Pages 1-15 || “That was good, she said, because from the look of it, I had other things to worry about.” || Page 14

In this simple statement, the nurse slightly roasts Jeannette’s family. It’s good Jeannette isn’t worried about her scar because she has to worry about her rowdy family that was just kicked out of the room. Only 3 at the time, this statement would go over Jeannette’s head, but there is definitely meaning in it. Writing this as an adult, Walls intentionally included the statement as a nod and foreshadow to the dysfunctional nature of her family.

Pages 16-30 || “‘If you spend one night in some town, did you live there?’” || Page 29

Definitely a thought provoking statement. What defines a home? The kids decide that it’s when you unpack your things. Yet I disagree. If one stays a week at a hotel and unpacks into the dressers, they wouldn’t consider themselves living there. By the kids’ definition, I’ve lived in upwards of 10 places including hotels and summer camps. In reality, I’ve lived in two places – my current house and the previous. This is only counted places I’ve lived permanently.

Pages 31-45 || “Venus was only a planet, and pretty dinky compared to real stars” || Page 40

Looking at the night sky, Venus stands out as a bright point compared to others. It reflects light that can be seen at dawn and dusk hours. However, it is a planet that it rather small and insignificant compared to actual stars. This demonstrates the importance of perspective and standards for comparison. By itself, Venus is pretty fantastic. Set against a combusting star, it is nothing.

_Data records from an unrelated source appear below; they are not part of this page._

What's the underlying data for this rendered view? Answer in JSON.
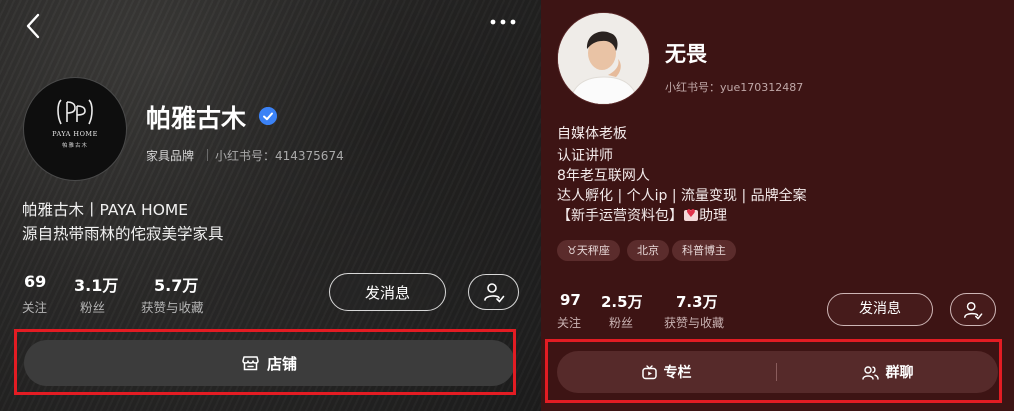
{
  "left_profile": {
    "name": "帕雅古木",
    "verified_icon": "verified-badge-icon",
    "category_tag": "家具品牌",
    "id_label": "小红书号：414375674",
    "avatar": {
      "logo_en": "PAYA HOME",
      "logo_cn": "帕雅古木"
    },
    "bio": [
      "帕雅古木丨PAYA HOME",
      "源自热带雨林的侘寂美学家具"
    ],
    "stats": [
      {
        "value": "69",
        "label": "关注"
      },
      {
        "value": "3.1万",
        "label": "粉丝"
      },
      {
        "value": "5.7万",
        "label": "获赞与收藏"
      }
    ],
    "message_button": "发消息",
    "shop_button": "店铺",
    "icons": {
      "back": "back-arrow-icon",
      "more": "more-dots-icon",
      "follow": "follow-user-icon",
      "shop": "shop-icon"
    }
  },
  "right_profile": {
    "name": "无畏",
    "id_label": "小红书号：yue170312487",
    "bio": [
      "自媒体老板",
      "认证讲师",
      "8年老互联网人",
      "达人孵化 | 个人ip | 流量变现 | 品牌全案",
      "【新手运营资料包】",
      "助理"
    ],
    "tags": [
      "♉天秤座",
      "北京",
      "科普博主"
    ],
    "stats": [
      {
        "value": "97",
        "label": "关注"
      },
      {
        "value": "2.5万",
        "label": "粉丝"
      },
      {
        "value": "7.3万",
        "label": "获赞与收藏"
      }
    ],
    "message_button": "发消息",
    "column_button": "专栏",
    "group_chat_button": "群聊",
    "icons": {
      "follow": "follow-user-icon",
      "column": "column-tv-icon",
      "group": "group-chat-icon",
      "heart": "heart-emoji-icon"
    }
  },
  "colors": {
    "highlight": "#e31c23",
    "verified": "#3b82f6",
    "right_bg": "#3d1414",
    "left_bg": "#2b2a29"
  }
}
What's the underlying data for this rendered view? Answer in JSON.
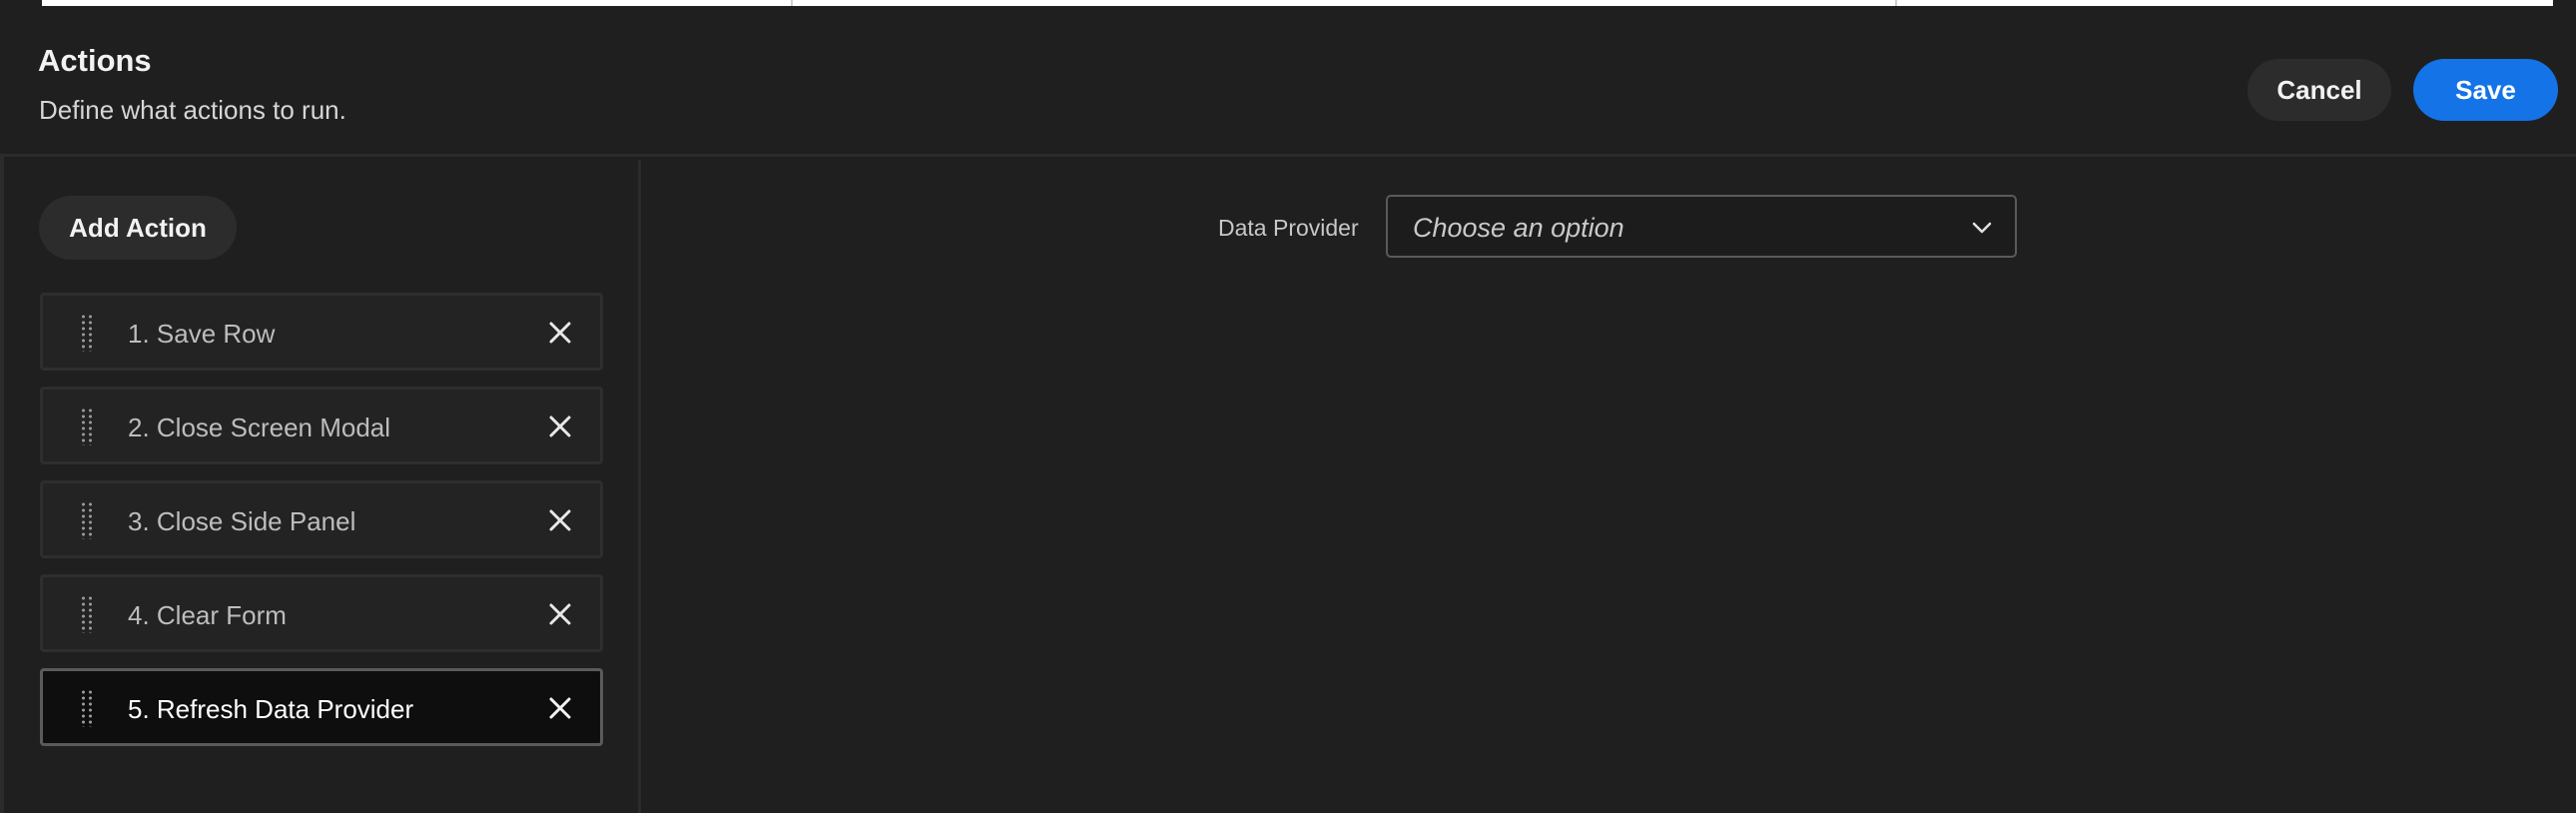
{
  "header": {
    "title": "Actions",
    "subtitle": "Define what actions to run.",
    "cancel_label": "Cancel",
    "save_label": "Save"
  },
  "sidebar": {
    "add_action_label": "Add Action",
    "items": [
      {
        "label": "1. Save Row",
        "selected": false
      },
      {
        "label": "2. Close Screen Modal",
        "selected": false
      },
      {
        "label": "3. Close Side Panel",
        "selected": false
      },
      {
        "label": "4. Clear Form",
        "selected": false
      },
      {
        "label": "5. Refresh Data Provider",
        "selected": true
      }
    ]
  },
  "main": {
    "data_provider_label": "Data Provider",
    "data_provider_placeholder": "Choose an option"
  },
  "colors": {
    "background": "#1f1f1f",
    "accent": "#1473e6",
    "selected_item_bg": "#0e0e0e"
  }
}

Pages 46-60 || “Our new home was the oldest buildings in the town, Mom proudly told us, with a real frontier quality to it.” || Page 51

This quote demonstrates the different spin that Jeannette’s mom can put on things. An old dilapidated shack versus a historical homage. The diction of “frontier quality” provides insight into the mindset of Rose Mary Walls. She’s able to make the best of the worst conditions. Or perhaps she just has a distaste for city life. Either way, she makes the situation sound hopeful for her kids, even if it may not be.

Pages 61-75 || “So we mixed up a batch of what Brian called nuclear fuel, pouring different liquids in a can. When I tossed in a match, a cone of flame shot up” || Page 61

This sentence was shocking to me due to its casual nature. They are playing in the dump and trying to make explosions.  This reveals what a abnormal life these kids are living. To them, it is perfectly normal to wander independently and experiment with hazardous waste. Even when their concoction starts the shed ablaze, the author only allots half a page to their struggle before moving on – there are more exciting occurrences to cover in this story.

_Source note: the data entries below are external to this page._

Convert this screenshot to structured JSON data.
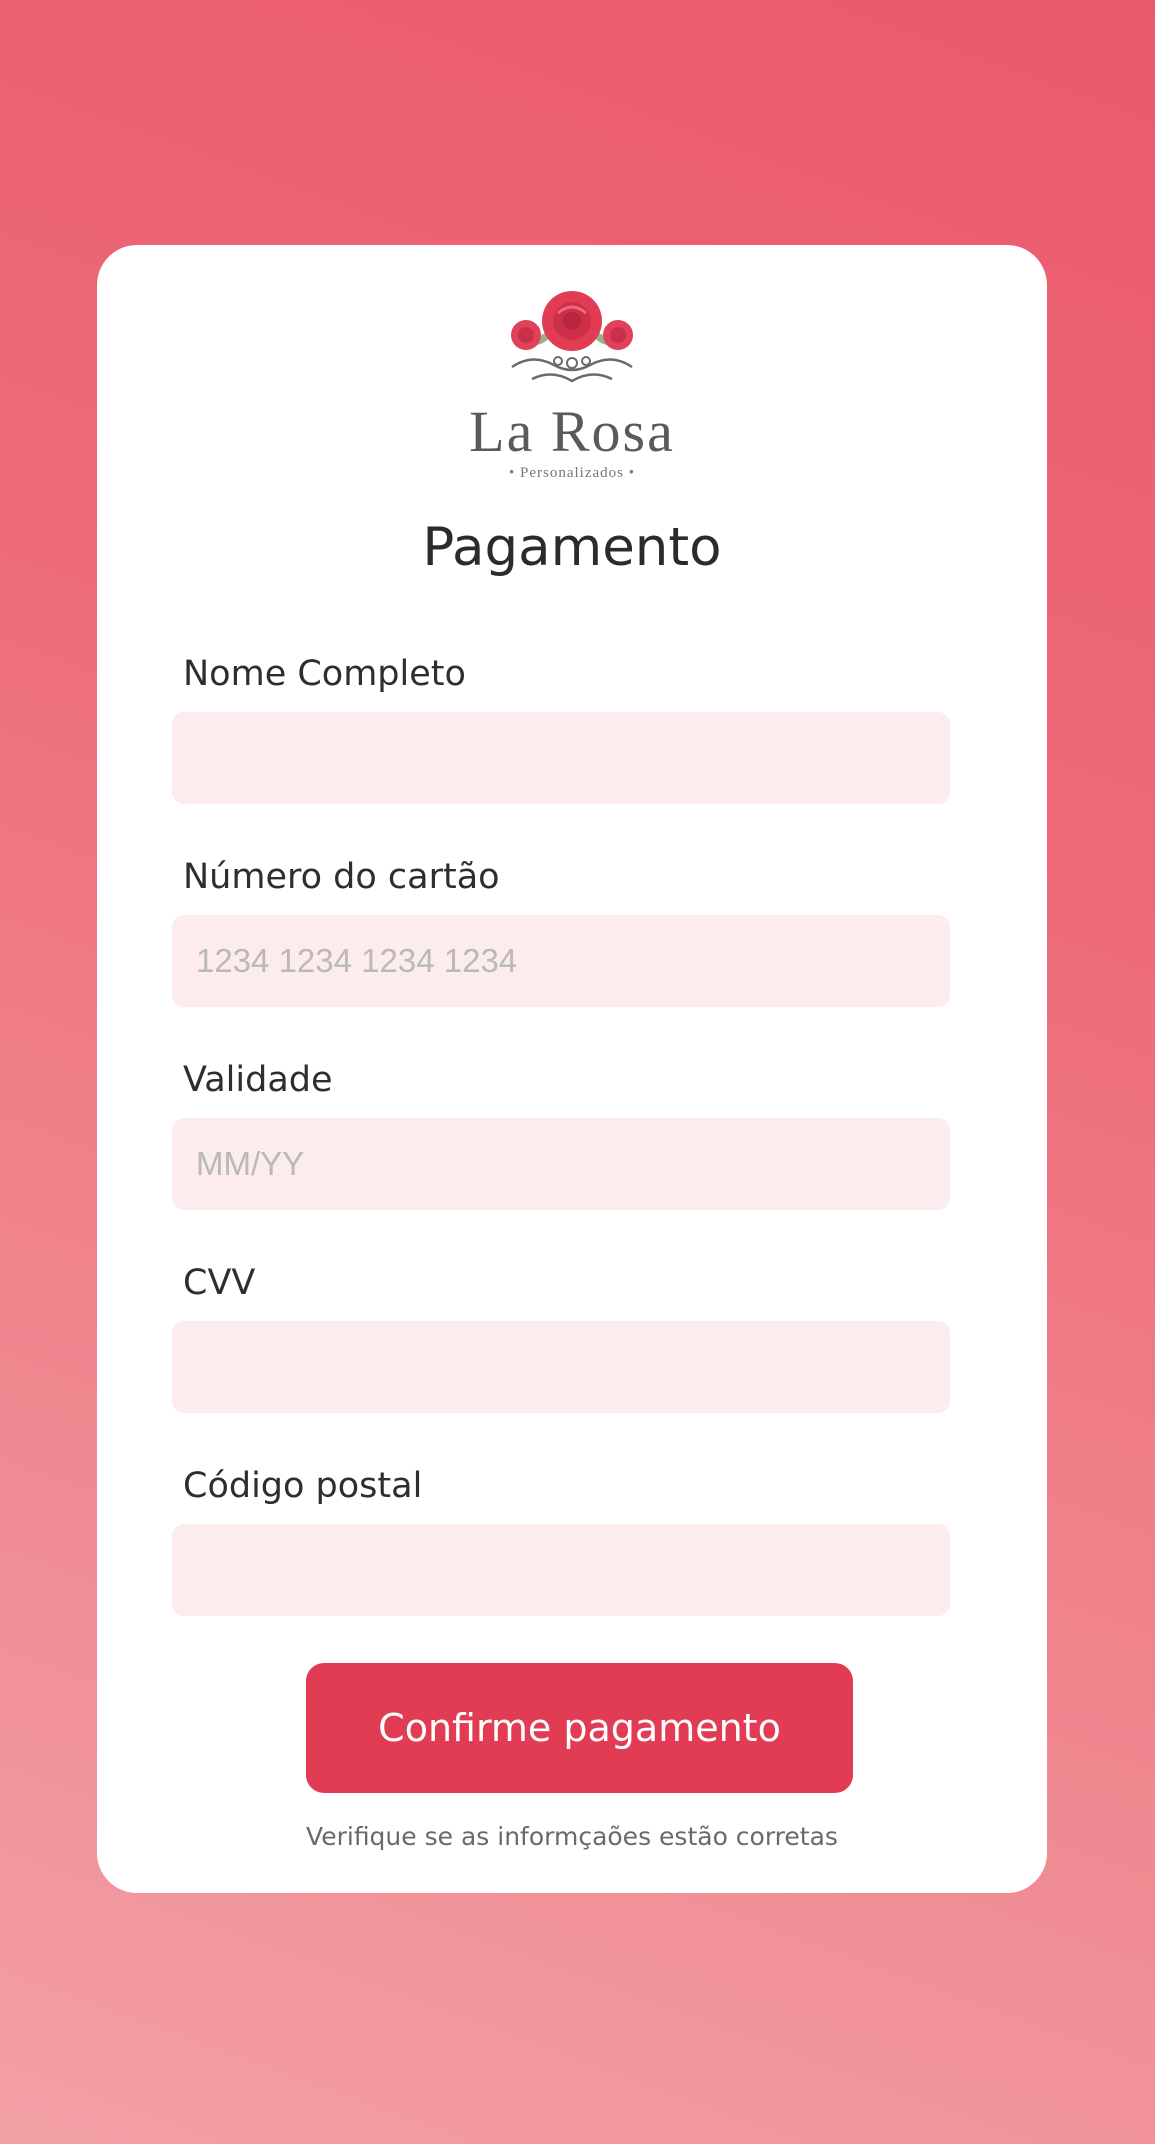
{
  "brand": {
    "name": "La Rosa",
    "subtitle": "• Personalizados •",
    "logo_icon": "rose-icon",
    "accent_color": "#e23c55"
  },
  "page": {
    "title": "Pagamento"
  },
  "form": {
    "fields": [
      {
        "label": "Nome Completo",
        "value": "",
        "placeholder": ""
      },
      {
        "label": "Número do cartão",
        "value": "",
        "placeholder": "1234 1234 1234 1234"
      },
      {
        "label": "Validade",
        "value": "",
        "placeholder": "MM/YY"
      },
      {
        "label": "CVV",
        "value": "",
        "placeholder": ""
      },
      {
        "label": "Código postal",
        "value": "",
        "placeholder": ""
      }
    ],
    "submit_label": "Confirme pagamento",
    "note": "Verifique se as informçaões estão corretas"
  }
}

Pages 76-90 || “Its [an abandoned car’s] red paint had been bleached by the desert sun and had turned orange along the rusting trim. The tires had collapsed a long time ago, and the black rag roof was peeling.” || Page 87

.With a lifetime to cover in this memoir, Walls must carefully select what passages to include in order to create her desired effect on the reader. She has to move fast, as with the quote a few paragraphs above about nuclear fuel, but she also carefully selects details that stand apart. This old car is not important to the events occurring, yet it helps the reader visualize the scene.

Pages 91-105 || “Lori and I were secretly thrilled to be called special.” || Page 95

This statement reveals some of the inner character of Lori and Jeannette. They are very intelligent children having learned much from their parents. Nonetheless, Lori and Jeannette enjoy receiving the recognition for what is oftentimes overlooked in their lives. Personally, I’ve been in these “gifted” and “honors” groups all through my education. It is important to place students in academically rigorous environments, yet these same groups can also label people as smart or dumb and categorize types of people.

Pages 106-120 || “Dad stewed for a while, sucking on a beer” || Page 106

This sentence reminded me that Rex/Dad has a drinking problem. He’s ranting about the problems of cities compared to the wilderness and interacting with his young children, but even at this point he has a beer. With such specific word choice as “sucking on” the alcohol, it’s almost as if he is a baby sucking a bottle of milk. It is a dependency that he cannot shake.